As interviewed by Candice Wheeler
[Wally Walker grew up in Minneapolis, Minnesota and attended Edison High School. He began working as a DJ at 88.5 KBEM, a FM station in Minneapolis as a junior in high school. He then ventured around the Midwest working for a variety of “Top 40” radio stations in Sioux Falls, South Dakota, Waterloo, Iowa and Austin, Minnesota. He moved back to Minnesota to work at 92.5 KQRS in 1979 and has been a DJ for the classic rock station ever since. You can hear Wally every weekday from 10am to 2pm on KQRS.]
“I didn’t choose this profession to become rich, I choose it because it’s something I enjoy. If you don’t like what you do, what’s the point?”
When I told my mom I would be working with the famous Wally Walker, she laughed and said, “Wally’s been cranking out the hits since I was in high school!” Wally’s humbleness and love for the business has always made me a believer in this career. Plus, he is a normal guy who has a good heart and a big laugh that makes you feel like you’ve been pals forever.
Wally became interested in radio in his early teens when reading a feature story in his parents’ Life magazine about the day in the life of the famous radio DJ, Don Imus.
“I just happened to pick it up and thought, that looks like a fun way to make a living. If they can actually pay me to have as much fun as he sounds like he’s having, I want to do it. That was my initial inspiration.”
Wally was born and raised in Northeast Minneapolis and went to Edison High School. During his sophomore year, he attended an assembly about a radio station students ran called KBEM. He took a bus downtown every day and liked being on-air so much he usually worked more than his required three hours.
“I would get down there and wouldn’t get home until late in the night because I was having so much fun!”
He had been on the air for over two years by the time he graduated high school.
“Now don’t tell anyone this, but I haven’t had any days of college. But I made a living working in radio. But it’s a different time now. Now you have to go to college.”
Wally worked at a radio station in Austin, Minnesota for three months, and then went on to work at a similar station in Waterloo, Iowa for a year and half.
“After Waterloo I got a job in Sioux Falls, South Dakota. I was working at ‘Top 40’ stations during that time — I had never done all rock until I got to KQ.”
He returned to his hometown in 1979 when he began working at KQRS.
“The reason KQ is still here is because this is really good music. There are a lot of kids who listen to their parents’ music. Jim Morrison’s been dead for over 30 years but I still get calls from 18-year-olds, and I never tell them this, but Jim’s been dead longer than they’ve been alive. It just goes to show you the staying power of this music.”
Wally is obviously a big classic rock fan but he said doesn’t listen to music much outside of work.
“I’m just a basic blue-collar guy who likes a bottle of beer as much as anybody else does. I don’t go home and listen to ‘Start Me Up’ by The Rolling Stones every night.”
Wally has seen many great concerts working at KQRS.

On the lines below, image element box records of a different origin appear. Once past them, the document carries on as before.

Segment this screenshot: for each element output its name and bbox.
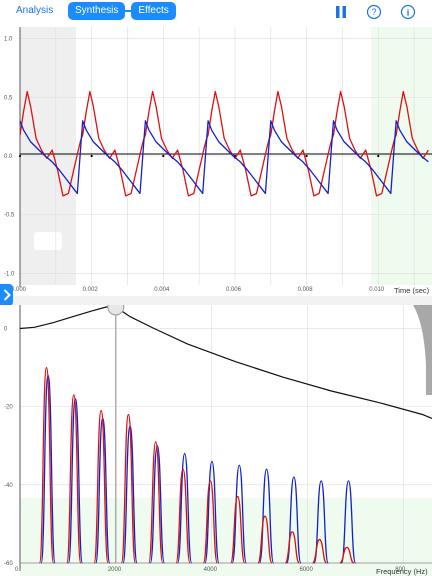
drag-handle[interactable] <box>34 232 62 250</box>
analysis-button[interactable]: Analysis <box>16 5 53 16</box>
time-zero-tick-dot <box>90 154 93 158</box>
time-x-tick-label: 0.008 <box>298 287 314 293</box>
time-x-tick-label: 0.006 <box>226 287 242 293</box>
time-y-tick-label: 0.5 <box>4 95 13 101</box>
freq-y-tick-label: -20 <box>4 405 13 411</box>
freq-x-tick-label: 4000 <box>204 567 218 573</box>
top-toolbar: Analysis Synthesis Effects ? i <box>0 0 432 27</box>
effects-button[interactable]: Effects <box>131 2 176 20</box>
freq-x-tick-label: 2000 <box>108 567 122 573</box>
freq-axis-title: Frequency (Hz) <box>376 567 428 576</box>
frequency-spectrum-plot[interactable]: 0 2000 4000 6000 8000-20-40-60 Frequency (Hz… <box>0 305 432 576</box>
time-y-tick-label: -0.5 <box>4 213 15 219</box>
synthesis-button[interactable]: Synthesis <box>68 2 126 20</box>
panel-divider <box>0 296 432 305</box>
time-x-tick-label: 0.010 <box>369 287 385 293</box>
time-zero-tick-dot <box>305 154 308 158</box>
freq-y-tick-label: -40 <box>4 483 13 489</box>
synthesis-effects-segmented-control: Synthesis Effects <box>68 2 176 20</box>
time-y-tick-label: -1.0 <box>4 271 15 277</box>
svg-text:i: i <box>407 8 410 18</box>
time-x-tick-label: 0.004 <box>154 287 170 293</box>
time-zero-tick-dot <box>162 154 165 158</box>
time-axis-title: Time (sec) <box>394 286 430 295</box>
info-icon[interactable]: i <box>400 4 416 20</box>
help-icon[interactable]: ? <box>366 4 382 20</box>
time-zero-tick-dot <box>18 154 22 158</box>
time-zero-tick-dot <box>377 154 380 158</box>
svg-text:?: ? <box>371 7 376 17</box>
freq-noise-floor-shade <box>20 498 432 576</box>
time-y-tick-label: 1.0 <box>4 37 13 43</box>
time-waveform-plot[interactable]: 0.000 0.002 0.004 0.006 0.008 0.010 1.0 0.5 0.0 -… <box>0 27 432 296</box>
freq-y-tick-label: -60 <box>4 561 13 567</box>
time-x-tick-label: 0.002 <box>83 287 99 293</box>
chevron-right-icon <box>3 289 11 301</box>
pause-icon[interactable] <box>333 4 349 20</box>
time-y-tick-label: 0.0 <box>4 154 13 160</box>
time-x-tick-label: 0.000 <box>11 287 27 293</box>
freq-x-tick-label: 6000 <box>299 567 313 573</box>
side-panel-toggle[interactable] <box>0 284 13 306</box>
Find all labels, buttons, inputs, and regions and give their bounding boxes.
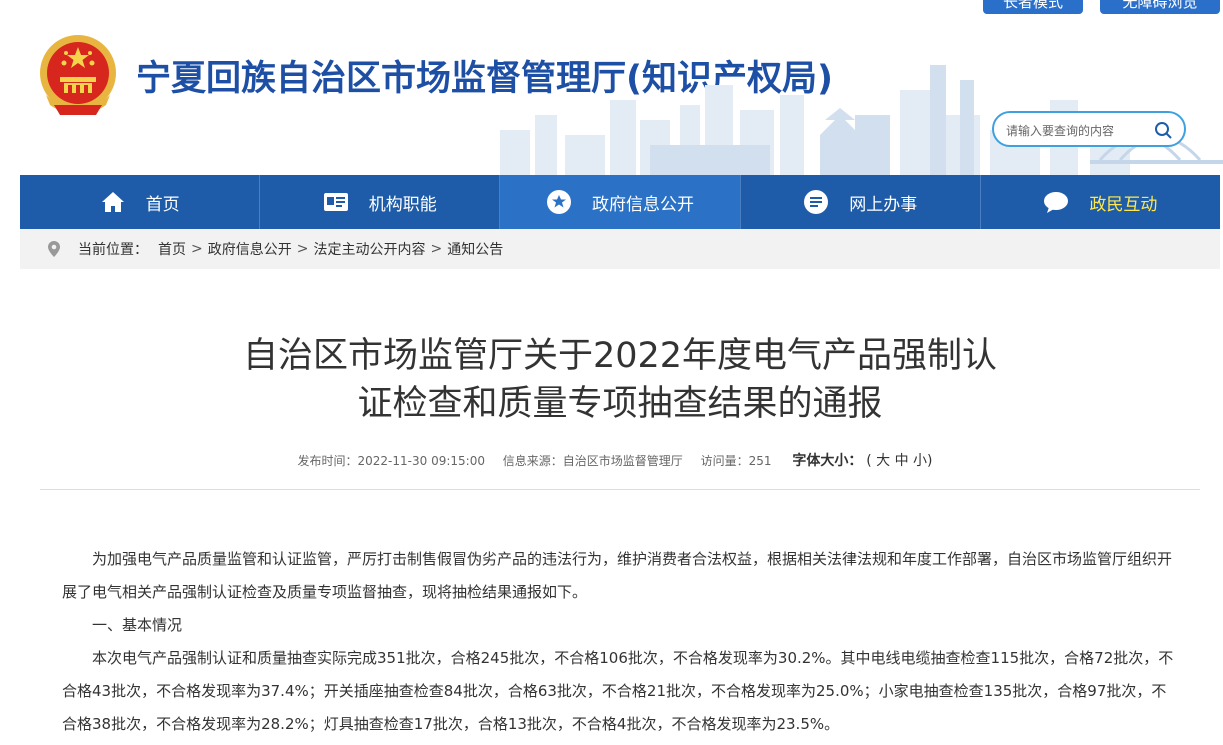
- nav-item-gov-info[interactable]: 政府信息公开: [500, 175, 741, 229]
- national-emblem-icon: [40, 35, 116, 115]
- paragraph: 为加强电气产品质量监管和认证监管，严厉打击制售假冒伪劣产品的违法行为，维护消费者…: [62, 550, 1173, 601]
- breadcrumb-statutory[interactable]: 法定主动公开内容: [313, 239, 425, 259]
- breadcrumb-notices[interactable]: 通知公告: [447, 239, 503, 259]
- breadcrumb-separator: >: [296, 241, 309, 257]
- nav-label: 政府信息公开: [592, 194, 694, 215]
- nav-label: 首页: [145, 194, 180, 215]
- article-title-line: 自治区市场监管厅关于2022年度电气产品强制认: [242, 336, 998, 376]
- list-circle-icon: [804, 190, 829, 214]
- home-icon: [101, 192, 124, 212]
- breadcrumb-prefix: 当前位置：: [78, 242, 148, 258]
- article-body: 为加强电气产品质量监管和认证监管，严厉打击制售假冒伪劣产品的违法行为，维护消费者…: [62, 543, 1174, 741]
- search-icon[interactable]: [1154, 121, 1172, 139]
- search-box: [992, 111, 1186, 147]
- nav-item-online-service[interactable]: 网上办事: [741, 175, 981, 229]
- article-title: 自治区市场监管厅关于2022年度电气产品强制认 证检查和质量专项抽查结果的通报: [40, 332, 1200, 428]
- star-circle-icon: [547, 190, 571, 214]
- id-card-icon: [323, 193, 348, 211]
- font-size-options[interactable]: ( 大 中 小): [866, 453, 932, 469]
- info-source: 信息来源：自治区市场监督管理厅: [502, 454, 683, 468]
- main-nav: 首页 机构职能 政府信息公开 网上办事 政民互动: [20, 175, 1220, 229]
- divider: [40, 489, 1200, 490]
- article-title-line: 证检查和质量专项抽查结果的通报: [357, 384, 883, 424]
- site-header: 宁夏回族自治区市场监督管理厅(知识产权局): [0, 0, 1223, 175]
- breadcrumb-separator: >: [191, 241, 203, 257]
- breadcrumb-separator: >: [430, 241, 443, 257]
- chat-bubble-icon: [1044, 192, 1069, 213]
- nav-label: 网上办事: [849, 194, 918, 215]
- breadcrumb-gov-info[interactable]: 政府信息公开: [208, 239, 292, 259]
- nav-item-interaction[interactable]: 政民互动: [981, 175, 1220, 229]
- visit-count: 访问量：251: [700, 454, 772, 468]
- nav-label: 机构职能: [368, 194, 437, 215]
- nav-label: 政民互动: [1089, 194, 1158, 215]
- breadcrumb: 当前位置： 首页 > 政府信息公开 > 法定主动公开内容 > 通知公告: [20, 229, 1220, 269]
- breadcrumb-home[interactable]: 首页: [158, 239, 186, 259]
- location-pin-icon: [48, 241, 60, 257]
- paragraph: 本次电气产品强制认证和质量抽查实际完成351批次，合格245批次，不合格106批…: [62, 649, 1174, 733]
- publish-time: 发布时间：2022-11-30 09:15:00: [297, 454, 485, 468]
- nav-item-organization[interactable]: 机构职能: [260, 175, 501, 229]
- nav-item-home[interactable]: 首页: [20, 175, 261, 229]
- section-heading: 一、基本情况: [92, 616, 183, 634]
- font-size-label: 字体大小：: [792, 453, 863, 469]
- search-input[interactable]: [1004, 119, 1153, 143]
- article-meta: 发布时间：2022-11-30 09:15:00 信息来源：自治区市场监督管理厅…: [0, 450, 1223, 470]
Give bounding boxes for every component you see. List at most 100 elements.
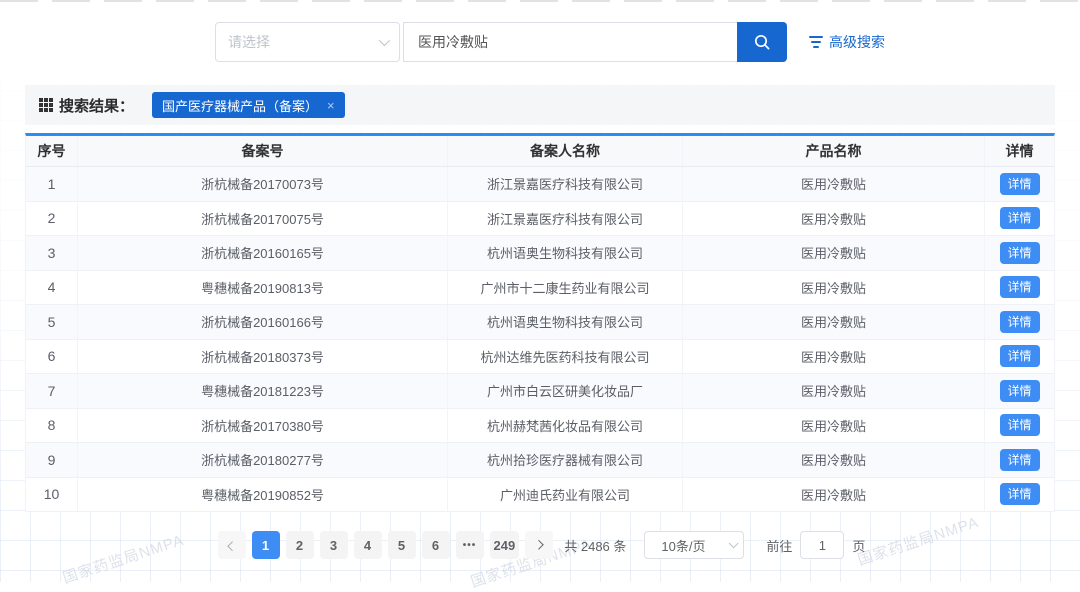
row-record-no: 浙杭械备20160165号 xyxy=(78,236,448,270)
chevron-right-icon xyxy=(533,539,544,550)
row-no: 4 xyxy=(26,270,78,304)
row-product: 医用冷敷贴 xyxy=(683,443,985,477)
page-unit-label: 页 xyxy=(852,538,866,554)
row-product: 医用冷敷贴 xyxy=(683,408,985,442)
goto-page-input[interactable] xyxy=(800,531,845,559)
search-results-bar: 搜索结果： 国产医疗器械产品（备案） × xyxy=(25,85,1055,125)
column-header-product: 产品名称 xyxy=(683,136,985,166)
row-no: 7 xyxy=(26,374,78,408)
prev-page-button[interactable] xyxy=(217,531,246,559)
detail-button[interactable]: 详情 xyxy=(999,276,1040,299)
row-record-no: 浙杭械备20170073号 xyxy=(78,167,448,201)
tag-close-icon[interactable]: × xyxy=(327,99,335,112)
row-product: 医用冷敷贴 xyxy=(683,167,985,201)
filter-icon xyxy=(809,36,823,48)
filter-tag-label: 国产医疗器械产品（备案） xyxy=(162,98,319,114)
row-product: 医用冷敷贴 xyxy=(683,201,985,235)
page-button[interactable]: 249 xyxy=(489,531,520,559)
page-size-select[interactable]: 10条/页 xyxy=(644,531,745,559)
row-record-no: 浙杭械备20170380号 xyxy=(78,408,448,442)
chevron-down-icon xyxy=(378,34,391,47)
column-header-detail: 详情 xyxy=(1005,143,1034,159)
column-header-record-no: 备案号 xyxy=(78,136,448,166)
search-input[interactable] xyxy=(403,22,737,62)
row-no: 1 xyxy=(26,167,78,201)
detail-button[interactable]: 详情 xyxy=(999,207,1040,230)
row-record-no: 浙杭械备20180373号 xyxy=(78,339,448,373)
column-header-registrant: 备案人名称 xyxy=(448,136,683,166)
detail-button[interactable]: 详情 xyxy=(999,172,1040,195)
results-label-wrap: 搜索结果： xyxy=(39,95,134,116)
grid-icon xyxy=(39,98,53,112)
table-row: 5 浙杭械备20160166号 杭州语奥生物科技有限公司 医用冷敷贴 详情 xyxy=(26,305,1054,340)
detail-button[interactable]: 详情 xyxy=(999,448,1040,471)
page-button[interactable]: 6 xyxy=(421,531,450,559)
search-button[interactable] xyxy=(737,22,787,62)
total-count-label: 共 2486 条 xyxy=(564,538,627,554)
select-placeholder: 请选择 xyxy=(228,34,270,50)
detail-button[interactable]: 详情 xyxy=(999,345,1040,368)
more-pages-icon[interactable]: ••• xyxy=(455,531,484,559)
goto-page-group: 前往 页 xyxy=(766,531,865,559)
search-category-select[interactable]: 请选择 xyxy=(215,22,400,62)
chevron-left-icon xyxy=(227,540,238,551)
detail-button[interactable]: 详情 xyxy=(999,483,1040,506)
row-no: 2 xyxy=(26,201,78,235)
row-no: 9 xyxy=(26,443,78,477)
table-row: 10 粤穗械备20190852号 广州迪氏药业有限公司 医用冷敷贴 详情 xyxy=(26,477,1054,512)
search-icon xyxy=(754,34,770,50)
table-row: 4 粤穗械备20190813号 广州市十二康生药业有限公司 医用冷敷贴 详情 xyxy=(26,270,1054,305)
row-registrant: 杭州达维先医药科技有限公司 xyxy=(448,339,683,373)
row-record-no: 粤穗械备20181223号 xyxy=(78,374,448,408)
row-registrant: 杭州拾珍医疗器械有限公司 xyxy=(448,443,683,477)
row-record-no: 粤穗械备20190813号 xyxy=(78,270,448,304)
table-header-row: 序号 备案号 备案人名称 产品名称 详情 xyxy=(26,136,1054,167)
row-product: 医用冷敷贴 xyxy=(683,374,985,408)
row-no: 10 xyxy=(26,477,78,511)
detail-button[interactable]: 详情 xyxy=(999,241,1040,264)
column-header-no: 序号 xyxy=(26,136,78,166)
table-row: 2 浙杭械备20170075号 浙江景嘉医疗科技有限公司 医用冷敷贴 详情 xyxy=(26,201,1054,236)
advanced-search-link[interactable]: 高级搜索 xyxy=(809,22,885,62)
top-dashed-divider xyxy=(0,0,1080,2)
table-row: 6 浙杭械备20180373号 杭州达维先医药科技有限公司 医用冷敷贴 详情 xyxy=(26,339,1054,374)
row-no: 5 xyxy=(26,305,78,339)
row-product: 医用冷敷贴 xyxy=(683,270,985,304)
row-product: 医用冷敷贴 xyxy=(683,305,985,339)
row-registrant: 杭州赫梵茜化妆品有限公司 xyxy=(448,408,683,442)
detail-button[interactable]: 详情 xyxy=(999,379,1040,402)
table-row: 9 浙杭械备20180277号 杭州拾珍医疗器械有限公司 医用冷敷贴 详情 xyxy=(26,443,1054,478)
row-record-no: 浙杭械备20180277号 xyxy=(78,443,448,477)
table-row: 8 浙杭械备20170380号 杭州赫梵茜化妆品有限公司 医用冷敷贴 详情 xyxy=(26,408,1054,443)
page-button[interactable]: 4 xyxy=(353,531,382,559)
results-table: 序号 备案号 备案人名称 产品名称 详情 1 浙杭械备20170073号 浙江景… xyxy=(25,133,1055,512)
row-record-no: 粤穗械备20190852号 xyxy=(78,477,448,511)
pagination: 1 2 3 4 5 6 ••• 249 共 2486 条 10条/页 前往 页 xyxy=(0,531,1080,559)
filter-tag: 国产医疗器械产品（备案） × xyxy=(152,92,345,118)
page-button[interactable]: 2 xyxy=(285,531,314,559)
results-label: 搜索结果： xyxy=(59,97,135,115)
detail-button[interactable]: 详情 xyxy=(999,310,1040,333)
row-registrant: 浙江景嘉医疗科技有限公司 xyxy=(448,167,683,201)
next-page-button[interactable] xyxy=(525,531,554,559)
table-row: 7 粤穗械备20181223号 广州市白云区研美化妆品厂 医用冷敷贴 详情 xyxy=(26,374,1054,409)
row-record-no: 浙杭械备20170075号 xyxy=(78,201,448,235)
row-no: 3 xyxy=(26,236,78,270)
row-registrant: 广州迪氏药业有限公司 xyxy=(448,477,683,511)
goto-label: 前往 xyxy=(766,538,793,554)
row-no: 6 xyxy=(26,339,78,373)
detail-button[interactable]: 详情 xyxy=(999,414,1040,437)
page-button[interactable]: 5 xyxy=(387,531,416,559)
row-no: 8 xyxy=(26,408,78,442)
row-registrant: 杭州语奥生物科技有限公司 xyxy=(448,305,683,339)
advanced-search-label: 高级搜索 xyxy=(829,34,885,50)
page-size-value: 10条/页 xyxy=(661,538,706,554)
row-product: 医用冷敷贴 xyxy=(683,477,985,511)
table-row: 3 浙杭械备20160165号 杭州语奥生物科技有限公司 医用冷敷贴 详情 xyxy=(26,236,1054,271)
row-registrant: 杭州语奥生物科技有限公司 xyxy=(448,236,683,270)
row-registrant: 浙江景嘉医疗科技有限公司 xyxy=(448,201,683,235)
page-button-active[interactable]: 1 xyxy=(251,531,280,559)
row-product: 医用冷敷贴 xyxy=(683,236,985,270)
row-product: 医用冷敷贴 xyxy=(683,339,985,373)
page-button[interactable]: 3 xyxy=(319,531,348,559)
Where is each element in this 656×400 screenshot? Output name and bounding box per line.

“Concerts are for the memories. You’ll go to a show and you’ll see a lot of us baby boomers there, we just keep going. Springsteen kicked off his tour here in 1984 and that was probably the best concert I’ve ever seen in my life because the crowd was worn out after it. He played for about four hours. The guy really wanted to give you your money’s worth.”
KQRS did small concerts back in the eighties called “Low Dough Concerts” at a retired Minneapolis venue called Duffy’s. The concerts were 92 cents and would feature new artists.
“Back when John Mellencamp released his first album, he came to Duffy’s and played “I Need A Lover.” Picture this: John Mellencamp, or John Cougar back then, onstage with only 20 people in the crowd, and half of them weren’t even paying attention to him. I thought he was really good but the concert was 92 cents and nobody cared. We had no idea he was going to be playing much larger venues than Duffy’s.”
He said he thinks music was more meaningful when he was a kid.
“It was magical how things were exploding back then. It started with Elvis and that kind of thing, but I wasn’t really into Elvis. I was into the British invasion. The Rolling Stones and The Who changed things. They had loud guitars; we didn’t have loud guitars back then. That is where rock and roll came from. Finally some bands over here picked it up and took it to a new level, but those bands defined what the rest of the people were going to do after them in the seventies and eighties.”
KQRS plays a variety of songs that have researched well but aren’t necessarily the most popular.
“We always play Foghat’s ‘Fool for the City’ and ‘Slow Ride,’ but they have other great songs like ‘Stone Blue’ and ‘Drivin’ Wheels’ that we don’t play. There’s a lot of early Black Sabbath we used to play but don’t anymore. Heck, I can’t remember the last time we played ‘Heaven and Hell.’ I think that’s a great song. Ronnie James Dio, man.”
Wally Walker said he has always wanted to work in radio.
“It all comes down to the basic rule: if you’re not having fun with what you’re doing in life, you’re not living. It’s something fun and different I get paid to do every day and that’s why I’ve been able to do it for so long. And hey, I’m still employed so I must be doing something right!”